Catheter-based RNA is meant to halt efferent sympathetic signals to the kidney that lead to reduced renal flow, RAS activation and water retention, as well as afferent signals that, through the brain, augment the sympathetic action on the heart, vessels and neurohumoral loops. This is currently recommended for the treatment of patients with clinic systolic BP persistently ≥160 mmHg or diastolic BP ≥110 mmHg, after confirming true resistance to drug treatment and as long as the patient is managed in a specialised hypertension centre.1,52
Initial data were exciting as they provided evidence of large decreases in BP (up to 30 mmHg in office BP) with a relatively simple procedure. However, the Renal Denervation in Patients With Uncontrolled Hypertension (Symplicity HTN-3) trial, the first randomised shamcontrolled study provided results of a non-significant effect on BP even in the longer term and thus led to a decrease in the enthusiasm.53 Symplicity HTN-3 was a well-performed study but certain issues, such as medication changes during follow-up that reached a mean 40 % in both active and control groups, adherence to medication, technical aspects of the procedure and subgroup characteristics, revealed that RNA is a complex therapy with an effect influenced by multiple factors.54 Technical issues are unsettled; the identification of the optimal number, depth and temperature of ablations, whether only the main renal artery or its branches or segment arteries should be ablated or whether small renal arteries (<4 mm), accessory or polar arteries should be treated.55 Currently a circumferential pattern of ablation covering all four quadrants as provided by basket or spirallike catheters and asymmetric as well as distal renal artery targeting is preferred.56
Upcoming studies shall test an indication for RNA for younger ages with systolic/diastolic HT without a long history of disease, that have greater sympathetic nervous system activation and a more responsive arterial wall. Effects of RNA beyond BP lowering, such as in improvement of glucose metabolism and target organ damage, have been reported.

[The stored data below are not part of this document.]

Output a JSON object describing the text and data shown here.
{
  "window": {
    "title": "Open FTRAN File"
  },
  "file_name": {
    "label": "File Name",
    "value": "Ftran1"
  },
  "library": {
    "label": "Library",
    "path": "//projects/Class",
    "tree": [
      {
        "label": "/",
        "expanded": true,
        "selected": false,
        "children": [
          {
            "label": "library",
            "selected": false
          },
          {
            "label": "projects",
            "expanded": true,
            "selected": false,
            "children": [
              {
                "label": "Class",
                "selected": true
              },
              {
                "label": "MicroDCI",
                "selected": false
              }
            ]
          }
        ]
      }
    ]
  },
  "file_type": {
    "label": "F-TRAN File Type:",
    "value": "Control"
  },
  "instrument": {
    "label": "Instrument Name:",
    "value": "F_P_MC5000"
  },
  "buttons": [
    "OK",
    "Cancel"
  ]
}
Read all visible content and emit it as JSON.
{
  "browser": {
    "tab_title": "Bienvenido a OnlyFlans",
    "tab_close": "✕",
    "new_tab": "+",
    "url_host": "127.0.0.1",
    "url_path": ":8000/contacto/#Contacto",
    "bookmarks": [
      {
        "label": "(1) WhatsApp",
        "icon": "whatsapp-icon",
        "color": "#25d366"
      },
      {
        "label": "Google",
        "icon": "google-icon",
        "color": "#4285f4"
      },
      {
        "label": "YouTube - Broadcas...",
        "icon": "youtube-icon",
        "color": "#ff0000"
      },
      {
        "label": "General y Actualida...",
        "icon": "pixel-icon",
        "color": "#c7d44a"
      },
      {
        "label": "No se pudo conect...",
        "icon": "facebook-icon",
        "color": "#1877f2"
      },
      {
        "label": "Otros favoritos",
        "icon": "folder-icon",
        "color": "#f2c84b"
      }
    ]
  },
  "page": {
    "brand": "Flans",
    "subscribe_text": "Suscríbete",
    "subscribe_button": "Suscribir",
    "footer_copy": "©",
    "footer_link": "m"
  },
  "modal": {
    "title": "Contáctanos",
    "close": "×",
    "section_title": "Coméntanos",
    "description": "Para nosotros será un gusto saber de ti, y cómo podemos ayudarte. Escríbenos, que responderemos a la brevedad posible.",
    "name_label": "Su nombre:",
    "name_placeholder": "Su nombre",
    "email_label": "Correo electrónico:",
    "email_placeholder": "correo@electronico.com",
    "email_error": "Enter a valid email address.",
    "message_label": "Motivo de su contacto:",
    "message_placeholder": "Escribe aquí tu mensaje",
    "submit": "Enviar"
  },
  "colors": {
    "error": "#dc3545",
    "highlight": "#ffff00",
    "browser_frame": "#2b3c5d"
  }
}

The holy grail of RNA is still the identification of ad-hoc markers of the optimal BP response.57 Changes in renal norepinephrine spillover and renal haemodynamics are painstaking and have not been tested in large trials.58,59 From a study design point of view, the Renal Denervation for Hypertension (DENER HTN) trial set a new perspective as it showed that a prespecified stepped-care antihypertensive drug treatment with improved adherence helps reveal the antihypertensive effect of RNA beyond conventional treatment.60
Knowledge and management of RHT has matured in recent years with the help of new epidemiological data, wider application of outof-office BP measurements and the introduction of interventional treatments. Clinical practitioners should first focus on diagnosing true RHT, defined as a properly measured office BP of ≥140/90 mmHg with uncontrolled 24-hour BP in a patient confirmed to be taking at least a triple antihypertensive regimen (preferentially a diuretic, a RAS blocker and a calcium channel blocker) at tolerated doses. Accordingly, correct drug manipulation will help resolve some cases while others may benefit from an invasive approach.